Proto-Indo-Iranian is also a different time-period, the Proto-Indo-Iranian is connected with the Andronovo culture, not Mitanni.
Sanskrit clearly comes from Indo-Aryan, Mitanni (Based on whatever words were found), also shares this Indo-Aryan connection, which I should add, was mostly just the names of Gods that were worshiped by the Vedic Aryans (Sanskrit speakers), so in reality, there's no strong evidence on whether the Mitanni spoke an Indo-Iranian at all, but if they did, it would have been comparable to the Vedic Aryans that migrated to India, not the language of the Medes/Persians.
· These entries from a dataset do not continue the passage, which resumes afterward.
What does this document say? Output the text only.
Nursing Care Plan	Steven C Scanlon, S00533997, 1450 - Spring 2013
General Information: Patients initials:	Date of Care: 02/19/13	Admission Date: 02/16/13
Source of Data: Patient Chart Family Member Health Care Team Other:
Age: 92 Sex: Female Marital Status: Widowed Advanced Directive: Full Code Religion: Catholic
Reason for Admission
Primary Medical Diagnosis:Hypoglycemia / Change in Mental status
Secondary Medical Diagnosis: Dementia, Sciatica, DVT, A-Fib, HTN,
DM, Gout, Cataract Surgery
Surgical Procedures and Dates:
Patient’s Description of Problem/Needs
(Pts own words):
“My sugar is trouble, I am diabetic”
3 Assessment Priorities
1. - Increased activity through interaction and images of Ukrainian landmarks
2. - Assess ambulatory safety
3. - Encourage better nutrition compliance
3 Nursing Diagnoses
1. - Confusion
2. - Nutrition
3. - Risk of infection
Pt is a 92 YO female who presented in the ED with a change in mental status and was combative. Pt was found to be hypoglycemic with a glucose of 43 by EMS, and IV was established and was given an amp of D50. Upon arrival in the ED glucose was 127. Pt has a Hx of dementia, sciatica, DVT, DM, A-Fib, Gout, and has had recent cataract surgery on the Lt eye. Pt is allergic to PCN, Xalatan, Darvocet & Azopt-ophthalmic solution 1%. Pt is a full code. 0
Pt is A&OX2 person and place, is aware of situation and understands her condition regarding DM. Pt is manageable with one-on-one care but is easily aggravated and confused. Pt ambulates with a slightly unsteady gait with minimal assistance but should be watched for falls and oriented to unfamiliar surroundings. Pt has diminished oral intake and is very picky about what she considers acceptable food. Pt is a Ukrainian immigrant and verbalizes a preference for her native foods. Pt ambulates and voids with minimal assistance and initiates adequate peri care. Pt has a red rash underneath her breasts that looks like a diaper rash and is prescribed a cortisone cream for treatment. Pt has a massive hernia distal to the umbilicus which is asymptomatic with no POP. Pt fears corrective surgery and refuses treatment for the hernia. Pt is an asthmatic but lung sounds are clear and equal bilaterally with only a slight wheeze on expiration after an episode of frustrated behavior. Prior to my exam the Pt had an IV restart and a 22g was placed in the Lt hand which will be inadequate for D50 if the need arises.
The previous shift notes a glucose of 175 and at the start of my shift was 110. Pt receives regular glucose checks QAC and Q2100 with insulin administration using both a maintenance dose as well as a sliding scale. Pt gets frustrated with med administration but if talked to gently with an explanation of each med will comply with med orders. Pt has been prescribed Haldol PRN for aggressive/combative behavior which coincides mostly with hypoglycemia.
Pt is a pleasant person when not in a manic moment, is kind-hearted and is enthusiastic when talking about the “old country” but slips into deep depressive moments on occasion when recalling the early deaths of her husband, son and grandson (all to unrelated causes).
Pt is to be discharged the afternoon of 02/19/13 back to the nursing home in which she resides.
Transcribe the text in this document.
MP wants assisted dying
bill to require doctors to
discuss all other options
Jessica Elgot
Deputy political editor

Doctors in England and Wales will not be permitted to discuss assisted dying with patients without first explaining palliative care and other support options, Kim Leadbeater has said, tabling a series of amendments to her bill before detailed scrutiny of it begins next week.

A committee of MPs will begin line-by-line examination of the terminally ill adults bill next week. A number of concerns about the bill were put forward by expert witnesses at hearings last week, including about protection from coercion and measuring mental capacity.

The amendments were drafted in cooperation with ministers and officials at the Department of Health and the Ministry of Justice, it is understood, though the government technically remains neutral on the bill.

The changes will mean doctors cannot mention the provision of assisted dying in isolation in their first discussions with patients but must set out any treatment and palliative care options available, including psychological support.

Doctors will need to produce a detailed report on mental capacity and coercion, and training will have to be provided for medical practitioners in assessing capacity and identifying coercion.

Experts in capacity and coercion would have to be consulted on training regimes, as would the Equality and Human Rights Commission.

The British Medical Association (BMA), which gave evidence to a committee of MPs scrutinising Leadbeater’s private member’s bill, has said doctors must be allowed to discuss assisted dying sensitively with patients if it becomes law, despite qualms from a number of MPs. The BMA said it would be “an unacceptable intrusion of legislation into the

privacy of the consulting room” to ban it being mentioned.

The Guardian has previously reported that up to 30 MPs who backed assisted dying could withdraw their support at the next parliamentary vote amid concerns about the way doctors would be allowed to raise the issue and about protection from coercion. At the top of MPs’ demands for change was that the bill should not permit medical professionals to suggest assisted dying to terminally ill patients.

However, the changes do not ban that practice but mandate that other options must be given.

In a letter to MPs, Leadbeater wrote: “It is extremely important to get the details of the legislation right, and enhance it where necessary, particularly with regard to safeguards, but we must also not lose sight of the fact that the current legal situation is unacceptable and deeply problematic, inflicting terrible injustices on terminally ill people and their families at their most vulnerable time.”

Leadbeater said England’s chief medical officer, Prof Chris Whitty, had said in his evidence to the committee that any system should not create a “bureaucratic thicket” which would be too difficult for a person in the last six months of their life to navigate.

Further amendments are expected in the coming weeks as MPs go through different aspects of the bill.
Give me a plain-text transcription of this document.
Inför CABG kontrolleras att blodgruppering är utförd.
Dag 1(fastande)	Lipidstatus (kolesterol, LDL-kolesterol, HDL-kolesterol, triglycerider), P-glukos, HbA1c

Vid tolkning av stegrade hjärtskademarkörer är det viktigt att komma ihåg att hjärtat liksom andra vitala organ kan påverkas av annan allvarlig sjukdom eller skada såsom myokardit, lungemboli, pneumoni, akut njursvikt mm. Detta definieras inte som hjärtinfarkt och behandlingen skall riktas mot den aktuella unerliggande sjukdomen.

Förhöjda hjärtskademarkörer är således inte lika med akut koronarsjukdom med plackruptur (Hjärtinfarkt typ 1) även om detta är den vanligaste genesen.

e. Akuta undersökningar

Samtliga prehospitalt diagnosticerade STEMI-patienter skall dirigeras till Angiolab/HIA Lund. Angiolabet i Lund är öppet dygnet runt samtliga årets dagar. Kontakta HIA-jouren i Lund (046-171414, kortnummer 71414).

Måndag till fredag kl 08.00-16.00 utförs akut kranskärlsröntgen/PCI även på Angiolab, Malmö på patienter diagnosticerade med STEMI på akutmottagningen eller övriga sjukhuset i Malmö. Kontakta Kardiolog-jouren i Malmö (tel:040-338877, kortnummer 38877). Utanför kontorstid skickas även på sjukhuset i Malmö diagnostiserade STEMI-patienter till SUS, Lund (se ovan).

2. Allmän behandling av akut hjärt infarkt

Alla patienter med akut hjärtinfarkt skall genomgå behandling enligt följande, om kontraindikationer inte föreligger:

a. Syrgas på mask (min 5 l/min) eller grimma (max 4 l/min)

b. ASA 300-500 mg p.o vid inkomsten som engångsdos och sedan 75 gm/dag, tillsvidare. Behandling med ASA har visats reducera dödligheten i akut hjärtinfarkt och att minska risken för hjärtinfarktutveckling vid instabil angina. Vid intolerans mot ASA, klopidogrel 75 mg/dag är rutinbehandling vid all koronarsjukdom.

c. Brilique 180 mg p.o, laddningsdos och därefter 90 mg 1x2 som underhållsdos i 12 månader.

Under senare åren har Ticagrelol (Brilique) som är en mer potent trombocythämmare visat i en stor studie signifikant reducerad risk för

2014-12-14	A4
I accept the Kurds as an Iranian West Asian people, meaning the majority of their genes are native to West Asia but they carry some Indo-Iranian genes, if anything, I think the ancient Hurrians and other similar ancient West Asian populations probably played a bigger role in Kurdish DNA than the ancient Iranians, this has been proven by the autosomal DNA which shows mostly West Asian.
I don't try to link the Kurds with anything, but if you were to ask, the Kurds are closer to some of their non-Indo-European neighboring populations such as Turks, Assyrians, Lebanese etc than they are to actual Indo-Europeans such as the Russians or Ukrainians for example, this goes to show you that just because certain groups speak a certain language, it does not mean much in genetics.